Hunt v. Fawcett

Stiles, J.

(dissenting). — Concerning the figures showing the amount of the county’s invalid indebtedness, I think some correction should be made of the majority *404opinion. It is true that the complaint set out that between September 12, 1892, and May 3, 1893, the commissioners incurred a debt of $42,298.60 on account of the court house, and of $68,028.32 by the issuance of warrants, all of which was invalid; but it also shows that of these amounts $14,650 of the court house debt and $43,524.44 of the warrant debt was incurred before October 15, 1892. Now the valid debt limit up .to the latter date was $919,672.02, and the actual debt, including the last two items incurred before that date, was but $761,533.75; so that those items were lawfully incurred, since the court holds that the change in the limit did not occur until October 15, and the actual invalid indebtedness on May 3, 1893, was therefore $52,134.48, instead of $110,308.92.

On the point made as to the commission contracted for, I think it proper to say that this case differs from that of Yesler v. Seattle, 1 Wash. 308 (25 Pac. 1014). In that case the statute invested the council with the authority to sell the bonds as it should deem best for the interest of the city; but here the bonds must be exchanged for an equal amount of county warrants or sold at par. Laws 1889 — 90, p. 39, § 5. This point alone would sustain the complaint for an injunction against the sale of the bonds under the contract, but it' would not affect the validity of the issue if sold at par under some other arrangement.

However, the principal result of the decision is to hold the whole issue void, and to that proposition I cannot yield assent. I agree with the view which the court takes that there is no such thing as voting an indebtedness which shall remain suspended above the one and a half per cent, limit, although all or a part of the indebtedness within that limit shall be paid off, and that is about all that the court seems to have decided. But that was not the vital question. It is true that counsel for the county sought to have *405this court declare that such an operation could be brought about. But it seems to me that that would be merely a question for future consideration when, after the debt outside of the bonds had been paid off so that with the bonds it would exceed the limit and without them it would not, the board should propose to incur further debt without a vote. Now, and here, the question is purely and singly whether these bonds have a legal basis for their issuance, without regard to what may be done with the proceeds, or what may be necessary in the future when it is desired to incur further indebtedness. In my judgment, the trouble with them, if any, is found in the manner in which the vote was taken. The board first spread upon its records a recitation of the fact that it was necessary to provide for the running expenses of the county by reducing the outstanding indebtedness below the limit, and declared its intention to submit the question of issuing bonds in the sum of $300,000 above the limit for the purpose of procuring money to fund that amount of outstanding warrants.

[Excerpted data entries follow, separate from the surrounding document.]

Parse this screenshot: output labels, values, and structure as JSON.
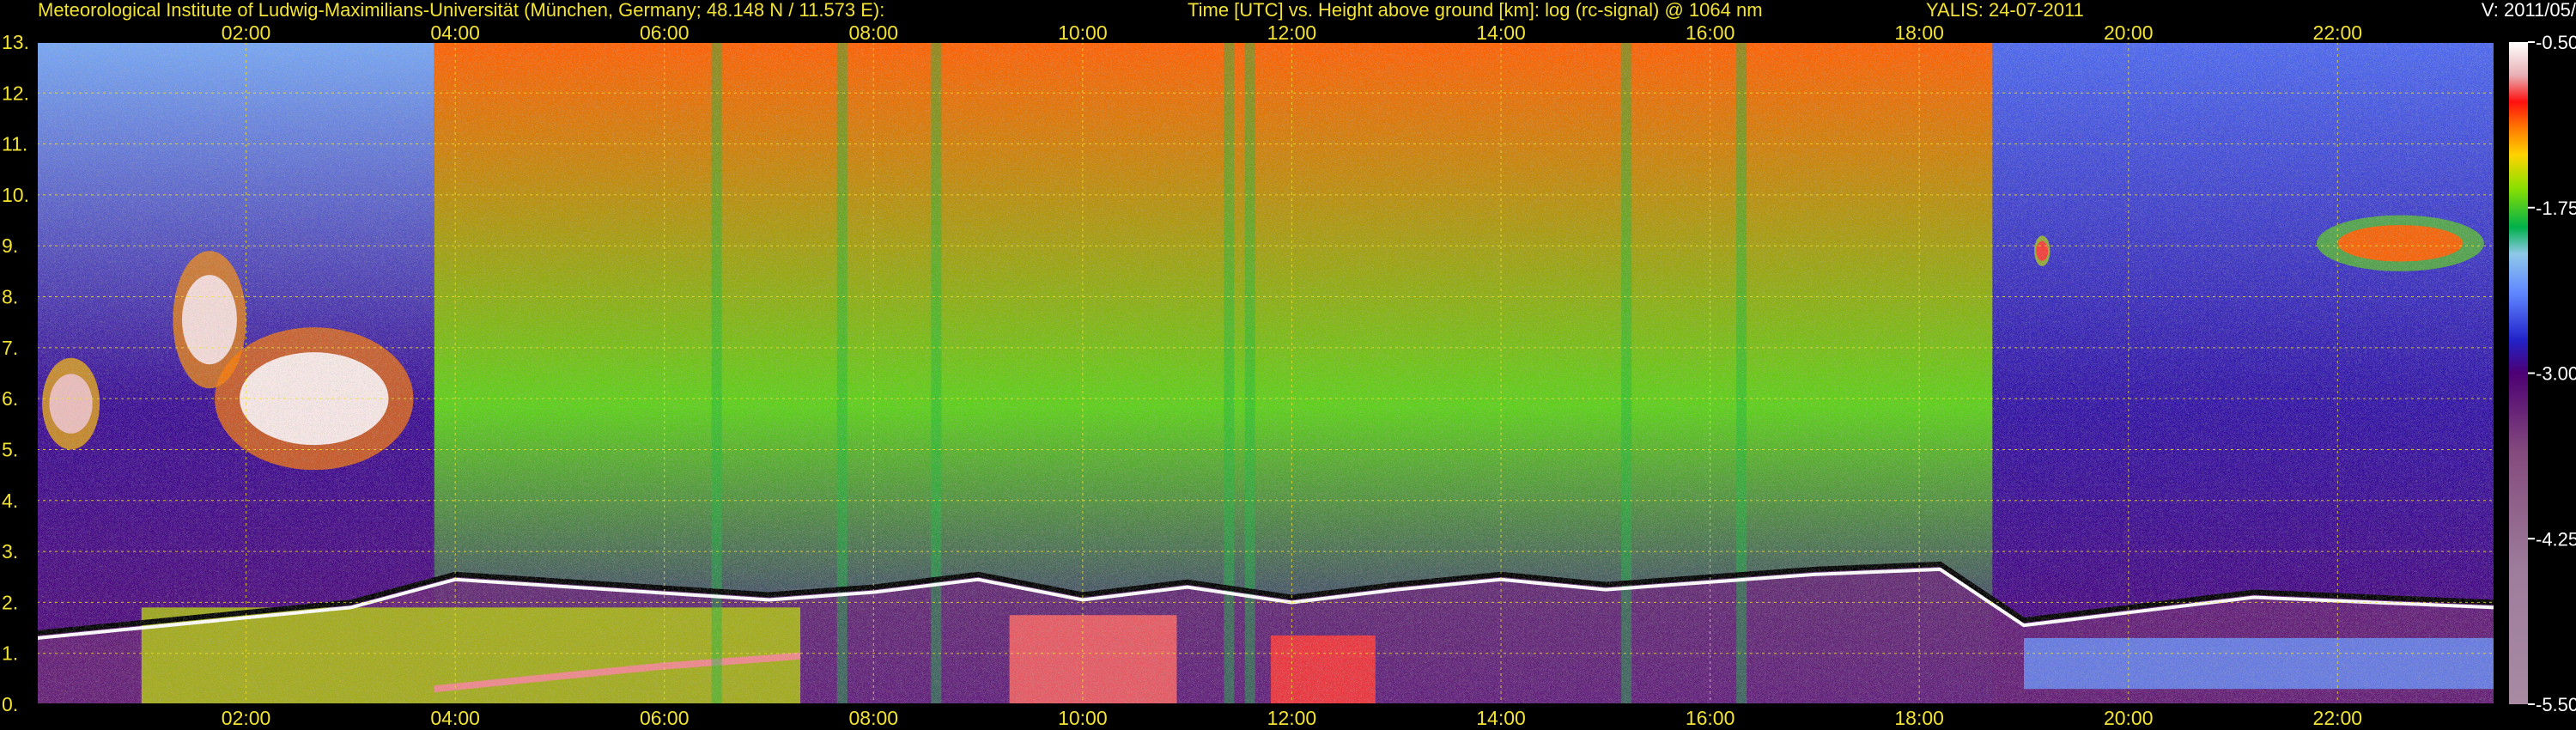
{
  "header": {
    "institute": "Meteorological Institute of Ludwig-Maximilians-Universität (München, Germany; 48.148 N / 11.573 E):",
    "axes_description": "Time [UTC] vs. Height above ground [km]: log (rc-signal) @ 1064 nm",
    "instrument_date": "YALIS: 24-07-2011",
    "version": "V: 2011/05/"
  },
  "chart_data": {
    "type": "heatmap",
    "title": "Time [UTC] vs. Height above ground [km]: log (rc-signal) @ 1064 nm",
    "x": {
      "min": 0.0,
      "max": 23.5,
      "ticks": [
        2,
        4,
        6,
        8,
        10,
        12,
        14,
        16,
        18,
        20,
        22
      ],
      "tick_labels": [
        "02:00",
        "04:00",
        "06:00",
        "08:00",
        "10:00",
        "12:00",
        "14:00",
        "16:00",
        "18:00",
        "20:00",
        "22:00"
      ]
    },
    "y": {
      "min": 0,
      "max": 13,
      "ticks": [
        0,
        1,
        2,
        3,
        4,
        5,
        6,
        7,
        8,
        9,
        10,
        11,
        12,
        13
      ],
      "tick_labels": [
        "0.",
        "1.",
        "2.",
        "3.",
        "4.",
        "5.",
        "6.",
        "7.",
        "8.",
        "9.",
        "10.",
        "11.",
        "12.",
        "13."
      ]
    },
    "grid": true,
    "colorbar": {
      "min": -5.5,
      "max": -0.5,
      "ticks": [
        -0.5,
        -1.75,
        -3.0,
        -4.25,
        -5.5
      ],
      "tick_labels": [
        "-0.50",
        "-1.75",
        "-3.00",
        "-4.25",
        "-5.50"
      ],
      "colors": [
        [
          -5.5,
          "#a88aa3"
        ],
        [
          -4.5,
          "#9e7d9c"
        ],
        [
          -3.6,
          "#844b7d"
        ],
        [
          -3.0,
          "#4d0073"
        ],
        [
          -2.75,
          "#2222c8"
        ],
        [
          -2.4,
          "#5f86ff"
        ],
        [
          -2.1,
          "#8fc8e8"
        ],
        [
          -1.9,
          "#00b04a"
        ],
        [
          -1.6,
          "#8be000"
        ],
        [
          -1.35,
          "#ffd200"
        ],
        [
          -1.15,
          "#ff7a00"
        ],
        [
          -0.95,
          "#ff1010"
        ],
        [
          -0.75,
          "#e8b0b4"
        ],
        [
          -0.5,
          "#ffffff"
        ]
      ]
    },
    "features": {
      "background_bands": [
        {
          "t0": 0.0,
          "t1": 3.8,
          "value_top": -2.25,
          "value_mid": -2.9,
          "value_low": -3.1
        },
        {
          "t0": 3.8,
          "t1": 18.7,
          "value_top": -1.1,
          "value_mid": -1.7,
          "value_low": -2.9
        },
        {
          "t0": 18.7,
          "t1": 23.5,
          "value_top": -2.5,
          "value_mid": -2.85,
          "value_low": -3.05
        }
      ],
      "boundary_layer_top_km": [
        [
          0.0,
          1.4
        ],
        [
          1.0,
          1.6
        ],
        [
          3.0,
          2.0
        ],
        [
          4.0,
          2.55
        ],
        [
          5.5,
          2.35
        ],
        [
          7.0,
          2.15
        ],
        [
          8.0,
          2.3
        ],
        [
          9.0,
          2.55
        ],
        [
          10.0,
          2.15
        ],
        [
          11.0,
          2.4
        ],
        [
          12.0,
          2.1
        ],
        [
          13.0,
          2.35
        ],
        [
          14.0,
          2.55
        ],
        [
          15.0,
          2.35
        ],
        [
          16.0,
          2.5
        ],
        [
          17.0,
          2.65
        ],
        [
          18.2,
          2.75
        ],
        [
          19.0,
          1.65
        ],
        [
          20.0,
          1.9
        ],
        [
          21.2,
          2.2
        ],
        [
          23.5,
          2.0
        ]
      ],
      "low_aerosol_layer": {
        "t0": 1.0,
        "t1": 7.3,
        "top_km": 1.9,
        "value": -1.5
      },
      "residual_layer_km": [
        [
          3.8,
          0.3
        ],
        [
          5.0,
          0.55
        ],
        [
          6.0,
          0.75
        ],
        [
          7.0,
          0.9
        ],
        [
          7.3,
          0.95
        ]
      ],
      "cumulus_columns": [
        {
          "t0": 9.3,
          "t1": 10.9,
          "top_km": 1.75,
          "value": -0.85
        },
        {
          "t0": 11.8,
          "t1": 12.8,
          "top_km": 1.35,
          "value": -0.9
        }
      ],
      "cirrus_clouds": [
        {
          "t0": 0.05,
          "t1": 0.6,
          "z0": 5.0,
          "z1": 6.8,
          "value": -0.7
        },
        {
          "t0": 1.3,
          "t1": 2.0,
          "z0": 6.2,
          "z1": 8.9,
          "value": -0.6
        },
        {
          "t0": 1.7,
          "t1": 3.6,
          "z0": 4.6,
          "z1": 7.4,
          "value": -0.55
        },
        {
          "t0": 19.1,
          "t1": 19.25,
          "z0": 8.6,
          "z1": 9.2,
          "value": -0.9
        },
        {
          "t0": 21.8,
          "t1": 23.4,
          "z0": 8.5,
          "z1": 9.6,
          "value": -1.1
        }
      ],
      "elevated_layer_night": {
        "t0": 19.0,
        "t1": 23.5,
        "z0": 0.3,
        "z1": 1.3,
        "value": -2.35
      },
      "noisy_columns_h": [
        6.5,
        7.7,
        8.6,
        11.4,
        11.6,
        15.2,
        16.3
      ]
    }
  }
}
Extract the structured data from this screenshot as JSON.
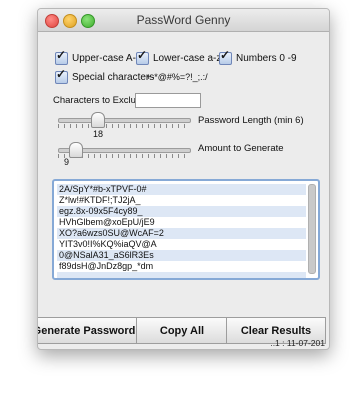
{
  "window": {
    "title": "PassWord Genny"
  },
  "options": {
    "uppercase_label": "Upper-case A-Z",
    "lowercase_label": "Lower-case a-z",
    "numbers_label": "Numbers 0 -9",
    "special_label": "Special characters",
    "special_chars": "+-*@#%=?!_;.:/",
    "uppercase_checked": true,
    "lowercase_checked": true,
    "numbers_checked": true,
    "special_checked": true
  },
  "exclude": {
    "label": "Characters to Exclude",
    "value": ""
  },
  "length_slider": {
    "label": "Password Length (min 6)",
    "value": "18",
    "fraction": 0.3
  },
  "amount_slider": {
    "label": "Amount to Generate",
    "value": "9",
    "fraction": 0.13
  },
  "output": {
    "lines": [
      "2A/SpY*#b-xTPVF-0#",
      "Z*lw!#KTDF!;TJ2jA_",
      "egz.8x-09x5F4cy89_",
      "HVhGlbem@xoEpU/jE9",
      "XO?a6wzs0SU@WcAF=2",
      "YIT3v0!I%KQ%iaQV@A",
      "0@NSalA31_aS6lR3Es",
      "f89dsH@JnDz8gp_*dm",
      ""
    ]
  },
  "buttons": {
    "generate": "Generate Password",
    "copy": "Copy All",
    "clear": "Clear Results"
  },
  "status": {
    "version": "..1 : 11-07-201"
  }
}
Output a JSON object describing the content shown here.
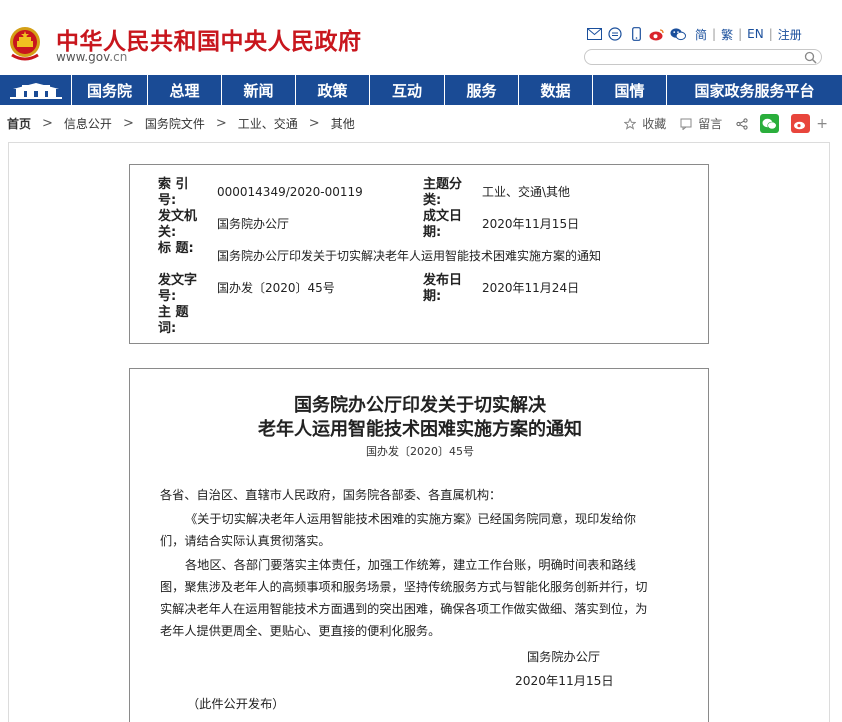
{
  "site": {
    "name": "中华人民共和国中央人民政府",
    "url_main": "www.gov",
    "url_suffix": ".cn"
  },
  "top_links": {
    "simplified": "简",
    "traditional": "繁",
    "english": "EN",
    "register": "注册"
  },
  "search": {
    "placeholder": ""
  },
  "nav": [
    "国务院",
    "总理",
    "新闻",
    "政策",
    "互动",
    "服务",
    "数据",
    "国情",
    "国家政务服务平台"
  ],
  "breadcrumb": [
    "首页",
    "信息公开",
    "国务院文件",
    "工业、交通",
    "其他"
  ],
  "share": {
    "favorite": "收藏",
    "comment": "留言"
  },
  "info": {
    "index_label": "索 引 号:",
    "index_value": "000014349/2020-00119",
    "category_label": "主题分类:",
    "category_value": "工业、交通\\其他",
    "issuer_label": "发文机关:",
    "issuer_value": "国务院办公厅",
    "created_label": "成文日期:",
    "created_value": "2020年11月15日",
    "title_label": "标  题:",
    "title_value": "国务院办公厅印发关于切实解决老年人运用智能技术困难实施方案的通知",
    "docno_label": "发文字号:",
    "docno_value": "国办发〔2020〕45号",
    "published_label": "发布日期:",
    "published_value": "2020年11月24日",
    "subject_label": "主 题 词:",
    "subject_value": ""
  },
  "document": {
    "title_line1": "国务院办公厅印发关于切实解决",
    "title_line2": "老年人运用智能技术困难实施方案的通知",
    "doc_number": "国办发〔2020〕45号",
    "salutation": "各省、自治区、直辖市人民政府，国务院各部委、各直属机构：",
    "p1_line1": "《关于切实解决老年人运用智能技术困难的实施方案》已经国务院同意，现印发给你",
    "p1_line2": "们，请结合实际认真贯彻落实。",
    "p2_line1": "各地区、各部门要落实主体责任，加强工作统筹，建立工作台账，明确时间表和路线",
    "p2_line2": "图，聚焦涉及老年人的高频事项和服务场景，坚持传统服务方式与智能化服务创新并行，切",
    "p2_line3": "实解决老年人在运用智能技术方面遇到的突出困难，确保各项工作做实做细、落实到位，为",
    "p2_line4": "老年人提供更周全、更贴心、更直接的便利化服务。",
    "signature": "国务院办公厅",
    "date": "2020年11月15日",
    "note": "（此件公开发布）"
  },
  "colors": {
    "brand_red": "#c8161d",
    "nav_blue": "#1a4b95"
  }
}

This was a mere funding proposition if carried out, and required no vote, as held in Murry v. Fay, 2 Wash. 352 (26 Pac. 533), unless the plan of keeping the bond debt up in the voting limit of three and a half per cent, could be sustained, upon which the court is of the contrary view. Under Murry v. Fay the whole of the valid debt of $761,-533.75 could be funded by the commissioners, without an election, either by an exchange for warrants, or by sale of bonds and payment of warrants. But that operation would not have accomplished the purpose desired, ■ viz., of procuring means for meeting current expenses. It could be accomplished only in one of two ways: either by authorizing an enlargement of the debt limit under § 2 of the act (Laws 1889-90, p. 37), or by borrowing money under § 3. If the former method were chosen the commissioners could *406again fund the debt so created without further vote; but under the latter they must issue bonds. Now in full view of the law and of the circumstances making it necessary to either extend the debt limit or borrow money, the latter plan was adopted, and the intention was announced to be that of borrowing; and the only trouble with the plan executed was that the proposal to borrow was coupled with a declaration that the purpose of the borrowing was to fund warrants. This made it indefinite, and if literally followed would have left the county in no better condition than before, for the money would all be paid out and the limit would still stand where it was before, completely filled up.

But I cannot conceive that any voter could have been misled into supposing that the debt limit was not to be increased by 1300,000; for on the ballot which he voted it was expressly stated that this amount of bonds was to be issued above the limit allowed without a vote. Thus, I think the authorization of the issue ought to be permitted to stand. It is somewhat irregular and unsatisfactory, I frankly admit, but the ultimate purpose .to borrow money and increase the debt limit is so clearly apparent that no one can have been deceived, and if so the loose declarations of the commissioners ought not to defeat so important a matter.